А потом, когда ее вели по улице в полицейский участок, ей пришлось
испытать унизительное сознание своей беспомощности. Действительность
превзошла самые смелые предположения Анны-Вероники. Ее вели сквозь
мятущуюся, кричащую толпу, люди ухмылялись, безжалостно разглядывая ее при
свете фонарей. "Ага, мисс попалась!" - крикнул кто-то; "Ну-ка лягни их", -
хотя она шла теперь с поистине христианской покорностью, негодуя только
против того, что полицейские держали ее за руки. Какие-то люди в толпе
дрались. То и дело слышались оскорбительные выкрики, но их смысла она чаще
всего не понимала. То один, то другой подхватывал пущенное кем-то
восклицание: "Кому нужна эта дуреха!" Какое-то время ее преследовал хилый
молодой человек в очках, кричавший: "Мужайтесь! Мужайтесь!" Кто-то швырнул
в нее комком земли, и грязь потекла по шее. Она почувствовала нестерпимое
омерзение. Ей казалось, что ее волокут по грязи, безнаказанно оскорбляют.
Она не имела даже возможности закрыть лицо. Усилием воли она попыталась
забыть об этой сцене, представить себе, что она где-то в другом месте.

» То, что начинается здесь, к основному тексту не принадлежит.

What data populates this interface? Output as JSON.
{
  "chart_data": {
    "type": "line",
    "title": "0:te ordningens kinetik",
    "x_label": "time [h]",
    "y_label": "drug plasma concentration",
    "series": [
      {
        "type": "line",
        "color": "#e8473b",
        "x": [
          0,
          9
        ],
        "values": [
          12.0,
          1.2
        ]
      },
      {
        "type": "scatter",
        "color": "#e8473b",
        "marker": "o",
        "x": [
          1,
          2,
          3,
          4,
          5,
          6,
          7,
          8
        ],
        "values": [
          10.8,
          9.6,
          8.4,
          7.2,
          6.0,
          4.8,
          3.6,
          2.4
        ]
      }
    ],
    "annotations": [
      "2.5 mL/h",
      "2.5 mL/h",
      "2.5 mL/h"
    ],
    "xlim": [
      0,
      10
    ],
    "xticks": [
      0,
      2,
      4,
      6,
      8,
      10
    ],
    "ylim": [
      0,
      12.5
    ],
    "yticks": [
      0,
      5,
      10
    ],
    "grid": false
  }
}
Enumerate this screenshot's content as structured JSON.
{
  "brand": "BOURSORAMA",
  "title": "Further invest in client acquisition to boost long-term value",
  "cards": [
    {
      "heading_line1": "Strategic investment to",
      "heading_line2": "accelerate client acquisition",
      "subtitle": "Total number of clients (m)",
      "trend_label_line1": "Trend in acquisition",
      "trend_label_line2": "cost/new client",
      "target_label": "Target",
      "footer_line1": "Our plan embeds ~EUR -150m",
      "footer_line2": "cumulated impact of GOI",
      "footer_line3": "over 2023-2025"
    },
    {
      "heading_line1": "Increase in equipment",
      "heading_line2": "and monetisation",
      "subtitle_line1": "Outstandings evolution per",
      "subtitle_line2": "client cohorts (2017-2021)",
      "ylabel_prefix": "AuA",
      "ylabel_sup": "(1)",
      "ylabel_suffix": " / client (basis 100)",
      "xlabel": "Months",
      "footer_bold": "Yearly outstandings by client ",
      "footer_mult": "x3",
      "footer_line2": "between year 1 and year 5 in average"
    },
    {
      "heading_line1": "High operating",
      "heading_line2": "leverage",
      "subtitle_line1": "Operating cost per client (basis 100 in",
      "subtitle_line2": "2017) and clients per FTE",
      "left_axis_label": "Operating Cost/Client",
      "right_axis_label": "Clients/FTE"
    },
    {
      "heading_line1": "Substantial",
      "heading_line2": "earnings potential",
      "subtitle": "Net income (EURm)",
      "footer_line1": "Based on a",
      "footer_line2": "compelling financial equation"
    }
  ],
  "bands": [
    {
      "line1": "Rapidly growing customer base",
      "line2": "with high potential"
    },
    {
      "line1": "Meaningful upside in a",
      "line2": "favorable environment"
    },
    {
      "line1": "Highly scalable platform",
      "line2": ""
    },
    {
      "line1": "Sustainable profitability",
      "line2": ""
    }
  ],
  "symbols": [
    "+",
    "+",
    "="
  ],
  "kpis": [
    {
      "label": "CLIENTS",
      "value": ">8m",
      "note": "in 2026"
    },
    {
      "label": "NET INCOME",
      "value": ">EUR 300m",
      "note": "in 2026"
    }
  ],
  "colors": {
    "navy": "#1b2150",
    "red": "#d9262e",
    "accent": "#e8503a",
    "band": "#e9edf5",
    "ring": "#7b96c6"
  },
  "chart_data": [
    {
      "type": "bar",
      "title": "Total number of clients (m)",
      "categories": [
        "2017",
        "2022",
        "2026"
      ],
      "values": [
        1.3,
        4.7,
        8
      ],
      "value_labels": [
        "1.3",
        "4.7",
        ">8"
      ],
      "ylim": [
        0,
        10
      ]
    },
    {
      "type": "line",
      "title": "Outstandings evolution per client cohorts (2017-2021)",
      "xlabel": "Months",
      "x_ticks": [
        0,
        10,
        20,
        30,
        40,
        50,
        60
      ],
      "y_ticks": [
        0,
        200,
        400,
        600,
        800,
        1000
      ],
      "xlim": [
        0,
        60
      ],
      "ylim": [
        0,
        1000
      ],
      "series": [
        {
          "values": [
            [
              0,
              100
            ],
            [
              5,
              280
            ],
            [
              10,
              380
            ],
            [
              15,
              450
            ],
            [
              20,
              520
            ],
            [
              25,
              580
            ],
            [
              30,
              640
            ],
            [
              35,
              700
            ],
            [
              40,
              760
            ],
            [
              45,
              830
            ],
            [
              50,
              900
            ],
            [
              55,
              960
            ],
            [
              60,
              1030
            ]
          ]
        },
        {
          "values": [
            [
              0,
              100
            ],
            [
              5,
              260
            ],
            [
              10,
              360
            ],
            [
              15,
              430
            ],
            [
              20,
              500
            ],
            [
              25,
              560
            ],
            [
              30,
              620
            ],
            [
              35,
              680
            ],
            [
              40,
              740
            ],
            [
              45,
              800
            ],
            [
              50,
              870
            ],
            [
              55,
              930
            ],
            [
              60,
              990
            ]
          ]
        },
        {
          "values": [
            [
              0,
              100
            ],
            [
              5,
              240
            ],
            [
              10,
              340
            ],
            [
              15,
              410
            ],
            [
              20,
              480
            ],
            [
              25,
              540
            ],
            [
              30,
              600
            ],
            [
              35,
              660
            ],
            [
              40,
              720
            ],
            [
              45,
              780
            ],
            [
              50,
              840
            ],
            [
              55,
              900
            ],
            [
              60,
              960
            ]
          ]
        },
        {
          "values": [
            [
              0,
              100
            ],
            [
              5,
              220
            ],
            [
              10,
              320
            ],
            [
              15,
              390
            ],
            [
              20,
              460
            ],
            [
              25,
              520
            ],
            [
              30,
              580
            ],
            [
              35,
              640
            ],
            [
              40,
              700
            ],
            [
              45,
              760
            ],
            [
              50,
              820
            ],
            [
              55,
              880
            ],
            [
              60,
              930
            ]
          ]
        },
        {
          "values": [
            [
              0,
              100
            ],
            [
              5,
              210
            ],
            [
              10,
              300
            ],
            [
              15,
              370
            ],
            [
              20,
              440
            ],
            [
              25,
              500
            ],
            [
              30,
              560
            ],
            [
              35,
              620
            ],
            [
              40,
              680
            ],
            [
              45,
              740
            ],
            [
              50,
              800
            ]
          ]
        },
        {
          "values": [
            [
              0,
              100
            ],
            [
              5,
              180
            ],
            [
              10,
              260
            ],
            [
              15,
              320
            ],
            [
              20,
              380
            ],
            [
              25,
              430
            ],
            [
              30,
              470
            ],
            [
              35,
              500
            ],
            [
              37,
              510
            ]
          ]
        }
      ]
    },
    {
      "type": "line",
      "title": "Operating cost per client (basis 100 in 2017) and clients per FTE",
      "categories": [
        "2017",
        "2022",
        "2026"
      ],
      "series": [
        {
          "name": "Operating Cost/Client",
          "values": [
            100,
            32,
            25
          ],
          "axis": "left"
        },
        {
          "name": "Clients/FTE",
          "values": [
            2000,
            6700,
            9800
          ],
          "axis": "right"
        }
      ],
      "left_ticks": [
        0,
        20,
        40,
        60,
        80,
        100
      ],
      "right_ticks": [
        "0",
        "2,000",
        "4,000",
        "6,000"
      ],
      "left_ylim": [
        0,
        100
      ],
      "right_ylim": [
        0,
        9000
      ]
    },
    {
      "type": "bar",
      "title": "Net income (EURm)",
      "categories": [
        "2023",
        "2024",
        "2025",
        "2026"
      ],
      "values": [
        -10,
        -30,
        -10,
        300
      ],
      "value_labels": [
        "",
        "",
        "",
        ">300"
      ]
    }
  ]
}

Потом перед нею мелькнула старушка, еще недавно такая почтенная, - ее тоже
вели в участок; вся забрызганная грязью, она все еще отбивалась, но уже
слабо, седая прядь свисала на шею, лицо было бледное, все в царапинах,
однако торжествующее. Капор свалился с головы, его затоптали, он упал в
канаву. Длинный мальчишка вытащил его и делал усилия пробраться к
старушке, чтобы вернуть ей капор.
- Вы обязаны арестовать меня! - едва дыша, хрипела старушка, не
сознавая, что уже арестована. - Обязаны!
Полицейский участок, куда наконец привели Анну-Веронику, показался ей
убежищем после того не поддающегося описанию позора, который ей пришлось
пережить. Она промолчала, когда спросили ее имя и фамилию; но так как на
этом настаивали, она в конце концов назвалась Анной-Вероникой Смит и дала
адрес: 107-а, Ченсери-Лейн...
Всю ночь она не переставала возмущаться тем, что общество, где
хозяйничают мужчины, посмело так с ней обращаться. Арестованных женщин
согнали в коридор полицейского участка на Пэнтон-стрит, откуда дверь вела
в камеру, до того грязную, что в ней невозможно было находиться, и
большинство арестованных провело ночь стоя. Утром какой-то сообразительный
приверженец суфражистского движения прислал им горячий кофе и булочки.